Note (1): the second pipeline is using Ray Tune and Ray Train to sweep hyper parameters if that has any impact on how Ray consumes the data.

# Something like this
trainer = Trainer(backend="tensorflow", num_workers=1)
Trainable = trainer.to_tune_trainable(train_func, dataset={'data': load_parquet(list_of_files))
analysis = tune.run(Trainable,....) 

Note (2): both pipelines run on a single machine on AWS, however with a fair amount of RAM.

Here is then the question: How can we achieve the same behaviour with Ray Dataset and Parquet as with Tf Data and Tf Records, lazily reading and shuffling and only consuming the memory necessary for feeding the ML model with current batch size and prefetch data to increase speed of data ingestion to the GPU?
Tried to add experimental_lazy() to the pipeline, but this did not seem to have any impact.
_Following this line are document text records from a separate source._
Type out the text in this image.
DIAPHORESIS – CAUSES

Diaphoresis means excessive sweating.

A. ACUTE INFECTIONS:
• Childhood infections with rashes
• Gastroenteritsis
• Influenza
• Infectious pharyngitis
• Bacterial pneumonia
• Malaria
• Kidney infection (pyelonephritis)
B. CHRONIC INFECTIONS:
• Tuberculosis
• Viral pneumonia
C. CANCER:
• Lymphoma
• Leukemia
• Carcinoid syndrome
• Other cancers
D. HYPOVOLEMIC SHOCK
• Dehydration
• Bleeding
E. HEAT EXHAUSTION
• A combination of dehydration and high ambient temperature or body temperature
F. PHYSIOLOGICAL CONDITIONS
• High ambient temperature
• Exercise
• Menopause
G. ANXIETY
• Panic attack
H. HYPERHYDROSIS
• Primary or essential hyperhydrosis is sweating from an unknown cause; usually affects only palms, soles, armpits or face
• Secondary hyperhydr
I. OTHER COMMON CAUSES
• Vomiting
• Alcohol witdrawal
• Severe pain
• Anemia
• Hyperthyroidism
To illustrate the pipelines .

# First pipeline: Tfrecords -> Tensorflow
def load_tfrecords(list_of_files):
  data = tf.data.TFRecordDataset(list_of_files)

  # Create a dictionary describing the features.
  feature_description = {
    'x': tf.io.FixedLenFeature([128,128,2], tf.float32),
    'y': tf.io.FixedLenFeature([100], tf.float32)
  }

  def _parse_function(example_proto):
    # Parse the input tf.train.Example proto using the dictionary above.
    sample = tf.io.parse_single_example(example_proto, feature_description)
    return sample['x'], \
           sample['y']

  parsed_dataset = data.map(_parse_function, num_parallel_calls=tf.data.AUTOTUNE)
  
  return parsed_dataset


def data_builder_tfrecords(list_of_files):
  dataset_pipeline = load_tfrecords(list_of_files) \
    .cache() \
    .shuffle(10000) \
    .batch(32) \
    .prefetch(tf.data.AUTOTUNE)

  return dataset_pipeline

def train_model(list_of_files, model):
    dataset = data_builder_tfrecords(list_of_files)
    history = model.fit(dataset, epochs=10)
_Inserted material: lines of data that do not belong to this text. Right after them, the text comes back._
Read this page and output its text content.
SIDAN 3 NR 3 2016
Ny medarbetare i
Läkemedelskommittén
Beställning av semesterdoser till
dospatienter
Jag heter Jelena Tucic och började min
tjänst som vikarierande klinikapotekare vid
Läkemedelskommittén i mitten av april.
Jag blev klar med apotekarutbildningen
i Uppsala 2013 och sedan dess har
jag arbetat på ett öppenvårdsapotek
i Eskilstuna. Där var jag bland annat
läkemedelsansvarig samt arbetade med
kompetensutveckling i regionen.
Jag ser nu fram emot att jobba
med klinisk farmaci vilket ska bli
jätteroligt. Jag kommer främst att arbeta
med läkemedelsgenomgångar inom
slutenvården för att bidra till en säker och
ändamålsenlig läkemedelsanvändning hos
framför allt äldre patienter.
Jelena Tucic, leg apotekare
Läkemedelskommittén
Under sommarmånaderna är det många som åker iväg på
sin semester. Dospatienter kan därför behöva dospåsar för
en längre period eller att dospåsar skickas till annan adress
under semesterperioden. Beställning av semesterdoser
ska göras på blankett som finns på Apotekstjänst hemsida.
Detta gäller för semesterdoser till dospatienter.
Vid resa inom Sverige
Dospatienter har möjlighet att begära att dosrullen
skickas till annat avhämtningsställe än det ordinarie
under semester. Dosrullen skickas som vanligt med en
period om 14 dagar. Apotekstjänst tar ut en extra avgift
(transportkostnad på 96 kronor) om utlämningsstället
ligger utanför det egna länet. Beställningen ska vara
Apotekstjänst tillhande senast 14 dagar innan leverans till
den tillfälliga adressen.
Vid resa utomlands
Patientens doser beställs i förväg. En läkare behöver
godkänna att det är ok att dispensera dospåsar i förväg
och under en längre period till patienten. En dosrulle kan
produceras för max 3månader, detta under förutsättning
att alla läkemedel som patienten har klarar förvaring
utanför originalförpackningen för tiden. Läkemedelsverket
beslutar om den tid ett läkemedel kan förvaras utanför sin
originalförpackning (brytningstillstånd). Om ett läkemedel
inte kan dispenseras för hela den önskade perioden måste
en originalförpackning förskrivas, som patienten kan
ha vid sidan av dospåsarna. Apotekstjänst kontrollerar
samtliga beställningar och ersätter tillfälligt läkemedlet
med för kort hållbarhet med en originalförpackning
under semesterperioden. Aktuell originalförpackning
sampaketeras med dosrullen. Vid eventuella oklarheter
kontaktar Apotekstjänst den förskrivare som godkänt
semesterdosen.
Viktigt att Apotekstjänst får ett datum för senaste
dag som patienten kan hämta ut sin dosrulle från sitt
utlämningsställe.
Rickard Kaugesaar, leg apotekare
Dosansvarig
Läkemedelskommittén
# Second pipeline: Parquet -> Ray Dataset -> Tensorflow 
def load_parquet(list_of_file):
  data = ray.data.read_parquet(paths = list_of_files, \
                               tensor_column_schema={"x": ("float32", (128,128,2)), \
                                                     "y": ("float32", (100))}) \
                  .experimental_lazy() \ # can't see any difference adding this
                  .repeat()

  return data

def prepare_dataset_shard(dataset_shard: tf.data.Dataset):
  options = tf.data.Options()
  options.experimental_distribute.auto_shard_policy = \
      tf.data.experimental.AutoShardPolicy.OFF
  dataset = dataset_shard.with_options(options)
  return dataset

def train_model(list_of_files, model):
  # create dataset iterator
  dataset = load_parquet(list_of_files)
  dataset_iterator = dataset.iter_epochs()

  for epoch in range(10):
    dataset = next(dataset_iterator)
    tf_dataset = prepare_dataset_shard(
      raydataset.to_tf(
        dataset=dataset,
        feature_columns=["x"],
        label_column="y",
        output_signature=(
          tf.TensorSpec(shape=(None, 128, 128, 2), dtype=tf.float32),
          tf.TensorSpec(shape=(None, 100), dtype=tf.float32)),
        batch_size=32))
    history = model.fit(tf_dataset, epochs=1)

I think you might be looking for something like the .window() functionality in Ray Data.

Here’s a guide that aims to capture the idea, though it uses some newer APIs as an example.

Here’s a guide to using windows in Ray data: Pipelining Compute — Ray 1.13.0

cc @ericl

Thanks for an excellent answer as always!
Great to see that this is explicitly mentioned and further elaborated in the coming 3.0 documentation.